Big screen to small screen failures

Your comment got me smiling on a day when smiles were few and far between. Thanks.

I just remembered the theme music was the same too.

This one has to qualify as some kind of megafailure. It so totally failed to deliver that it seems to have retroactively erased the public memory of the spun-off movie and its star/writer Nia Vardalos, despite her modestly endearing personality, saucy brown eyes, and respectably big gazoinks.

My wife just mentioned one that might or might not qualify. Character actor Warren Oates made a pilot of True Grit the TV series but it never made it further than the pilot which was shown as a special TV movie presentation or something.

Wasn’t the TV series “McCloud” sort of based on the film “Coogan’s Bluff”?

The Cowboys
Planet of the Apes

A weird turn of events was when a successful show, The Fugitive begat a successful big screen adaptation.

This inspired producers to give the thing a second shot on the SMALL screen. Flop.

The sequel to the Big Screen film also did poorly.

Didja know that the successful TV series “Dukes of Hazzard” was based on the movie “Moonrunners” about a pair of moonshine smugglers? There was no Duke family, but you had Waylon Jennings as the Balladeer (narrator), James Best as Sheriff Roscoe P. Coltrane, and characters named Cooter (the mechanic), Uncle Jesse (the good-guy moonshiner), and Boss Hogg (the bad-guy moonshiner/brothel owner). They cleaned a lot of it up for the TV show.

Apparently, there was a failed live-action pilot too, but it was never aired.

http://www.imdb.com/title/tt0352045/

I loved Friday the 13th The Series.

It lasted 2 seasons, so I’m not sure you’d call it a flop, but not exactly a hit either.

And little known fact is that it was supposed to cross over into the series by having them hunt down Jason’s hockey mask as one of the objects. However, that episode was never shot.

I Remember Mama/Mama
Paper Moon
Paper Chase
Gidget

. . . Although, all of these movies were adapted from literary properties, so it could be argued that the television shows were adapted not from the movie, but from the literary property.

Odinoneeye
Do you have a cite for that?

Droids

It’s been a while since I’ve seen any of the episodes, but I remember this being a pretty good show.

Buck Rogers

I’d never describe it as good. But, if you want over the top fun with aliens, rayguns, robots and chicks in spandex, this is the show for you.

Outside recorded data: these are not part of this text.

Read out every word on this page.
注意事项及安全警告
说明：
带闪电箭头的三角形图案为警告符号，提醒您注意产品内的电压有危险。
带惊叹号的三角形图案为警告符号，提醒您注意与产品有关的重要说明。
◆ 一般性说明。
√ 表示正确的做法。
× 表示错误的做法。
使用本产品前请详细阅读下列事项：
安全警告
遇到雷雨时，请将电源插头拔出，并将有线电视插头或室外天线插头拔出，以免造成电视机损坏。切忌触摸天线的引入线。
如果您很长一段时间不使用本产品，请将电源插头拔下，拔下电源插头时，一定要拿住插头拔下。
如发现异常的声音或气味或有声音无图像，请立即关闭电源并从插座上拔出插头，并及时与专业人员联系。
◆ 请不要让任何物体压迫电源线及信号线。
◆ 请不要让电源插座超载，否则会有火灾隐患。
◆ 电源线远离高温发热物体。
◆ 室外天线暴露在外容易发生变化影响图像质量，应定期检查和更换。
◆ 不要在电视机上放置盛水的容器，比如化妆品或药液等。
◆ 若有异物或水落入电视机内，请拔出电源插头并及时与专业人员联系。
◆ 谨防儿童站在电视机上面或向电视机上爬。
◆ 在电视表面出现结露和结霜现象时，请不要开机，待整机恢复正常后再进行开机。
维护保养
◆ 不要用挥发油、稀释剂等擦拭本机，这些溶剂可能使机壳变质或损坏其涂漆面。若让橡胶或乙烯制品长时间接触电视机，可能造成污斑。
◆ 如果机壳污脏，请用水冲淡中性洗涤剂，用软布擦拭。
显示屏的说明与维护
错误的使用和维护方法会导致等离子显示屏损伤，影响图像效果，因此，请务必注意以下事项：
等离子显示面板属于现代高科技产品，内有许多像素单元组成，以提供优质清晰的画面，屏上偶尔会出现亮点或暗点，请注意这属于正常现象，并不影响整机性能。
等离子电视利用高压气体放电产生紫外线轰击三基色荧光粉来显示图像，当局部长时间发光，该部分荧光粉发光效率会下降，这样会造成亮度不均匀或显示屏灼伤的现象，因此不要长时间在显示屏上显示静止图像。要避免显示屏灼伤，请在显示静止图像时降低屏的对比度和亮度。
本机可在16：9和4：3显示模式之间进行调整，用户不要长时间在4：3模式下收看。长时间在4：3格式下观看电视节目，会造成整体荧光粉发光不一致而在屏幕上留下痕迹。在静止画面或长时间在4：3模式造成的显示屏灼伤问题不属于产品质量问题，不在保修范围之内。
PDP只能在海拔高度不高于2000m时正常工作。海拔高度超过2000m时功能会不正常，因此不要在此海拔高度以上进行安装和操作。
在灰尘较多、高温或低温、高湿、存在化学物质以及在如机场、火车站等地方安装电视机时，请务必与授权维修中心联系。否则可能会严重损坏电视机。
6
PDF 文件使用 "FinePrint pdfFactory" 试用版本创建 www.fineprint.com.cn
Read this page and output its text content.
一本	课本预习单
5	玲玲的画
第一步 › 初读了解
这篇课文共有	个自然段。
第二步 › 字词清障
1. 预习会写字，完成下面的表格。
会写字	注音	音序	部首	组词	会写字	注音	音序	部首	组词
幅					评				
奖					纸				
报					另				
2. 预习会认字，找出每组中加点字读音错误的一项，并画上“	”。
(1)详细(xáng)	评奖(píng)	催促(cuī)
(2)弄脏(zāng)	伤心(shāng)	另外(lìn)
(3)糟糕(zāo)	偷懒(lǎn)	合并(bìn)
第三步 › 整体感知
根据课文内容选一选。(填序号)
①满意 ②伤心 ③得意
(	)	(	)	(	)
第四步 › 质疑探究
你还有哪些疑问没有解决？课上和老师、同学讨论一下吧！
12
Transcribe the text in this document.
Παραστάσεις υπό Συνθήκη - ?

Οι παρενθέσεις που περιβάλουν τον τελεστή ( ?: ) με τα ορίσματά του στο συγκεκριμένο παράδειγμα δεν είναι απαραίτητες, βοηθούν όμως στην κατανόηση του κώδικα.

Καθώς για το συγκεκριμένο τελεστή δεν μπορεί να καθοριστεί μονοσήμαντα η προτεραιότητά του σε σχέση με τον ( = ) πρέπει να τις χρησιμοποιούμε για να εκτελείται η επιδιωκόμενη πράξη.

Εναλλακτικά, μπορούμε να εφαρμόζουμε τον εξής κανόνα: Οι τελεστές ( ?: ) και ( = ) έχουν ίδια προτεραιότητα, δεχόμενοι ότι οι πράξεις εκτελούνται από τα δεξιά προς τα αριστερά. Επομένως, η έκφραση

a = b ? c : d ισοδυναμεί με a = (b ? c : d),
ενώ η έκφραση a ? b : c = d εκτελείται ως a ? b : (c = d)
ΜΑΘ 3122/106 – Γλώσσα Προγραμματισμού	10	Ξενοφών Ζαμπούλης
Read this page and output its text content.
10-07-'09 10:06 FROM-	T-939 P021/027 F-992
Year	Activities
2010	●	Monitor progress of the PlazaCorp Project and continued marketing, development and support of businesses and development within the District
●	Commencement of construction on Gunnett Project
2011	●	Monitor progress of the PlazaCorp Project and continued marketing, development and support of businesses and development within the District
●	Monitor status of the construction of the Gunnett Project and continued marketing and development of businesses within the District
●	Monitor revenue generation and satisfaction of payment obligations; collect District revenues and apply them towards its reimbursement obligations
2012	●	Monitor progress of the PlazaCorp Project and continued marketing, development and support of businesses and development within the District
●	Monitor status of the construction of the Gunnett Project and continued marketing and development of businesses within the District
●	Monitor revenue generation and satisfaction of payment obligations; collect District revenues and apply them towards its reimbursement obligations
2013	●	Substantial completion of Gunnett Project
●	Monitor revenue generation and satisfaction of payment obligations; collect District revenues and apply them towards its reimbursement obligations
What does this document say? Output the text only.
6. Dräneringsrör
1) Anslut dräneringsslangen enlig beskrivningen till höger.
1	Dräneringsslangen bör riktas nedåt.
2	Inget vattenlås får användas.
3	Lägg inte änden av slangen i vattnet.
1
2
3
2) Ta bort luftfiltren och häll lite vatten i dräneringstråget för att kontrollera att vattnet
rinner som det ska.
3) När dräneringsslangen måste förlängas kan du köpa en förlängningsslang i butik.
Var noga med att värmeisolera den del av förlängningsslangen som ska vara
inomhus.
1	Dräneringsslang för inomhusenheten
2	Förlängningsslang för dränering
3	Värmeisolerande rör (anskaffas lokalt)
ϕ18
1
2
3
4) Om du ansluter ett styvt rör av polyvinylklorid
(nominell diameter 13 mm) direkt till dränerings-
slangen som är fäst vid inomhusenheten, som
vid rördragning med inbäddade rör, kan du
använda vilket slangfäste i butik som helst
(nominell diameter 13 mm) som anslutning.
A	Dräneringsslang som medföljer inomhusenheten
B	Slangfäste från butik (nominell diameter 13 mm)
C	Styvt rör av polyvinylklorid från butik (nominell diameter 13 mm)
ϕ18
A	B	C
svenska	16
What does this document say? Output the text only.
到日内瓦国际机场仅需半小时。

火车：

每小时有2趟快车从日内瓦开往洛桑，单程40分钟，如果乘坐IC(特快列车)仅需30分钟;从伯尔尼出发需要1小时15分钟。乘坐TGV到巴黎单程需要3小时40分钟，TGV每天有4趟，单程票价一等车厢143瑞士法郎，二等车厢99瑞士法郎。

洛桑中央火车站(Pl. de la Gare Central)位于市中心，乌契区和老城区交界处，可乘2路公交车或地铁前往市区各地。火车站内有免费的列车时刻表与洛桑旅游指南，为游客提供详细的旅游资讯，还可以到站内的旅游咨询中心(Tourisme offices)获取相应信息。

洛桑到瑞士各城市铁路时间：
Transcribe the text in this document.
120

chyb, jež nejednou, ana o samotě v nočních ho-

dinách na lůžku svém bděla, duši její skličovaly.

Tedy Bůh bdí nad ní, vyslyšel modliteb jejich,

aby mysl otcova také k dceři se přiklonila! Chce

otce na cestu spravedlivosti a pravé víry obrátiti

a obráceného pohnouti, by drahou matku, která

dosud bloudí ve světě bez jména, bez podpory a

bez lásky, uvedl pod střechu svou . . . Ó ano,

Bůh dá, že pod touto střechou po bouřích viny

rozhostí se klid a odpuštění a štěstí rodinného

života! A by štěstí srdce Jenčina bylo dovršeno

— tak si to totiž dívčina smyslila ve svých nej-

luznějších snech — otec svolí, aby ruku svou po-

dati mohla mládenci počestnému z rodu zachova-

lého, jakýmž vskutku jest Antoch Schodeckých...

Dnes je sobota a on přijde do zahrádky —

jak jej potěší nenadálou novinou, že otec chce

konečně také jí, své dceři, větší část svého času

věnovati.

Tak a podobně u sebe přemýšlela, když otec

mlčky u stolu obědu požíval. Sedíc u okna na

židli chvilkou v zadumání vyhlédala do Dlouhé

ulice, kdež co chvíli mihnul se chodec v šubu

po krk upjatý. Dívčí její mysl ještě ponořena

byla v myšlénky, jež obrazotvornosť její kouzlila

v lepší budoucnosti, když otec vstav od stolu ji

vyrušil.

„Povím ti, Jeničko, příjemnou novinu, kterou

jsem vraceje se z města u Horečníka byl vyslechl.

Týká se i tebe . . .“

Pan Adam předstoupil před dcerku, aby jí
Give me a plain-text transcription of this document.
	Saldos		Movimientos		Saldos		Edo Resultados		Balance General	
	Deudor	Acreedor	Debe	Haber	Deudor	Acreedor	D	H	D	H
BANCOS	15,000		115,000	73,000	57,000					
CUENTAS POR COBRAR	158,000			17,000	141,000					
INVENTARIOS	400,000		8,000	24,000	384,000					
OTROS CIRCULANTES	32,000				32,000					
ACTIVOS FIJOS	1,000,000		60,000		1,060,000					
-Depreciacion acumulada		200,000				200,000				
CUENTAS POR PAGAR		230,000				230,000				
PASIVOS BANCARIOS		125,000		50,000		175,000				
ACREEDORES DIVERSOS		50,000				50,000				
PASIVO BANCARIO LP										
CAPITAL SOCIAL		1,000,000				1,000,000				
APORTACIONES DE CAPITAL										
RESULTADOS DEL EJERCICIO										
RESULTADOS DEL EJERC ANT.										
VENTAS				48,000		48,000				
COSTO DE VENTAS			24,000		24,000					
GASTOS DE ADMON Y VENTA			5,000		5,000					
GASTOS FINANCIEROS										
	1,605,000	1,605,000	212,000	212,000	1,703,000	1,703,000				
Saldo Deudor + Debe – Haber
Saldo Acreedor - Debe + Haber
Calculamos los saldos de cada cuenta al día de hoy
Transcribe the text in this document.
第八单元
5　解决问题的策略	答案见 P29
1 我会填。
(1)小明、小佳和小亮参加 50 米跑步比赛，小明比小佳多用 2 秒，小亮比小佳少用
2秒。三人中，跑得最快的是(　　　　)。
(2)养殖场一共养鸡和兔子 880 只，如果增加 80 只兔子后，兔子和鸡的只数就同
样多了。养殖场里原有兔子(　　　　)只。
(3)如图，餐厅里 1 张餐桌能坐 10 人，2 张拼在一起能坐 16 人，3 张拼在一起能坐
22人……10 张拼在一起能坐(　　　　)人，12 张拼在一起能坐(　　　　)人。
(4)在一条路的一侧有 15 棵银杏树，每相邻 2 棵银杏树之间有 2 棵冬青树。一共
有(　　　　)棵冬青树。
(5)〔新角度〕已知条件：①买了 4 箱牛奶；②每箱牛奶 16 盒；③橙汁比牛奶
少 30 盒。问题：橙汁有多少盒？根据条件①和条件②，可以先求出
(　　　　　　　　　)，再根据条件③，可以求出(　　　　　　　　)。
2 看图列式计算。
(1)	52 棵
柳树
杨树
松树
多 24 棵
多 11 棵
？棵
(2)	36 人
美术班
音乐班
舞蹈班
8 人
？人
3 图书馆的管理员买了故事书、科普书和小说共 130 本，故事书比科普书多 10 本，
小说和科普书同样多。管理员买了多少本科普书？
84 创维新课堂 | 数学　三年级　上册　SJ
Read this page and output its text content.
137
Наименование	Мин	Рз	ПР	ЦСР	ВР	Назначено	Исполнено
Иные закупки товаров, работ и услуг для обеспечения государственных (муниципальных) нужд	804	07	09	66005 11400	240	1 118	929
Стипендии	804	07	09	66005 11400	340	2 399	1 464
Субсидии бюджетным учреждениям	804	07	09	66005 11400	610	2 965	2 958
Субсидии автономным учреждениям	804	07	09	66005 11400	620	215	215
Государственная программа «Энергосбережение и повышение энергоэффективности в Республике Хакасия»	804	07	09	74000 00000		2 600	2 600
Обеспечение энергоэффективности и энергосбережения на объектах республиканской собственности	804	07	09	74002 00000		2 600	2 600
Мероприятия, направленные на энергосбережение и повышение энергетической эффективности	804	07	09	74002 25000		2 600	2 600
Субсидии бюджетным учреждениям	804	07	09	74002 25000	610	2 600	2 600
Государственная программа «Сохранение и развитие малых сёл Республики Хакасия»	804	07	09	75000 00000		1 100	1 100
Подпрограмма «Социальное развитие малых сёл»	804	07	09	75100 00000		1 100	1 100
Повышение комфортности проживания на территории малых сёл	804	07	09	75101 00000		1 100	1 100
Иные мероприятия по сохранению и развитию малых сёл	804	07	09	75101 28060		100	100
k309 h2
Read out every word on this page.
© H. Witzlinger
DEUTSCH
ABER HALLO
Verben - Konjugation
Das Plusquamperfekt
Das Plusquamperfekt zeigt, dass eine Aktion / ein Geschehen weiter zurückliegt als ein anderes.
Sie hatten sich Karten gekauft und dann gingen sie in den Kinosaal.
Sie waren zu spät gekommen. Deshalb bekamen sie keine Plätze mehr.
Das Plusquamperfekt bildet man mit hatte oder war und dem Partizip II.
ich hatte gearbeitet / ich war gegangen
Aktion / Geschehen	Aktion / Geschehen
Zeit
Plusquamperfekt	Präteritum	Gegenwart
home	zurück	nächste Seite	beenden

I watched a few episodes just last year.

And my own addition to the thread

Nothing In Common

Based on a very serious film starring Tom Hanks and Jackie Gleason, this was a sitcom which left out all the important aspects of the characters.

Uncle Buck

Proving my hypothesis that without John Candy, Uncle Buck is a pile of crap.

I was under the impression the the TV show Barefoot in the Park was based on the 1967 Robert Redford-Jane Fonda film (in turn based on the Neil Simon play). To be sure, Love, American Style may have run the pilot, but while this may have been the beginning of life for the television incarnation, the concept of the newlywed Brattons, and the title predated Love, American Style by a couple of years.

And since my only example of a silver screen-to-CRT flop was going to be My Big Fat Greek Life, I guess I’ll shut up here.

A League of Their Own. I’m not sure if it lasted an entire season or not. I watched it a couple of times and couldn’t believe how bland they’d managed to make everything.

Mmmmm…Robey…

Clueless
Down and Out in Beverly Hills
Flipper
The Courtship of Eddie’s Father

As I remember, Clueless lasted two or three seasons (I could be wrong) and Flipper and Courtship of Eddie’s Father lasted quite a few seasons (Ron Howard in that film, amazing) so they wouldn’t exactly qualify as failures.

Actually, those three might even qualify in an even more rare list along with Weird Science - TV series that were better than the original film. It was definitely the case with Courtship…. However it might get a fight on Clueless. There are some people that love the film.

Excellent choice with Down and Out in Beverly Hills, though. I vividly remember the film with Nolte, Midler, Dryfus et al, but have no recollection regarding the series.

Paper Chase only aired one season in its initial run, but it was a critical success, and Showtime later picked it up and made three additional seasons. Cite.

Swiss Family Robinson

Mama lasted from 1949 to 1956, as shown here.

The Four Seasons, no idea what the film was about, however, it was one of Alan Alda’s first post-MASH** films and it was turned into a TV series with Alan Alda starring in the pilot episode, but probably never appearing again (since the show was quickly cancelled).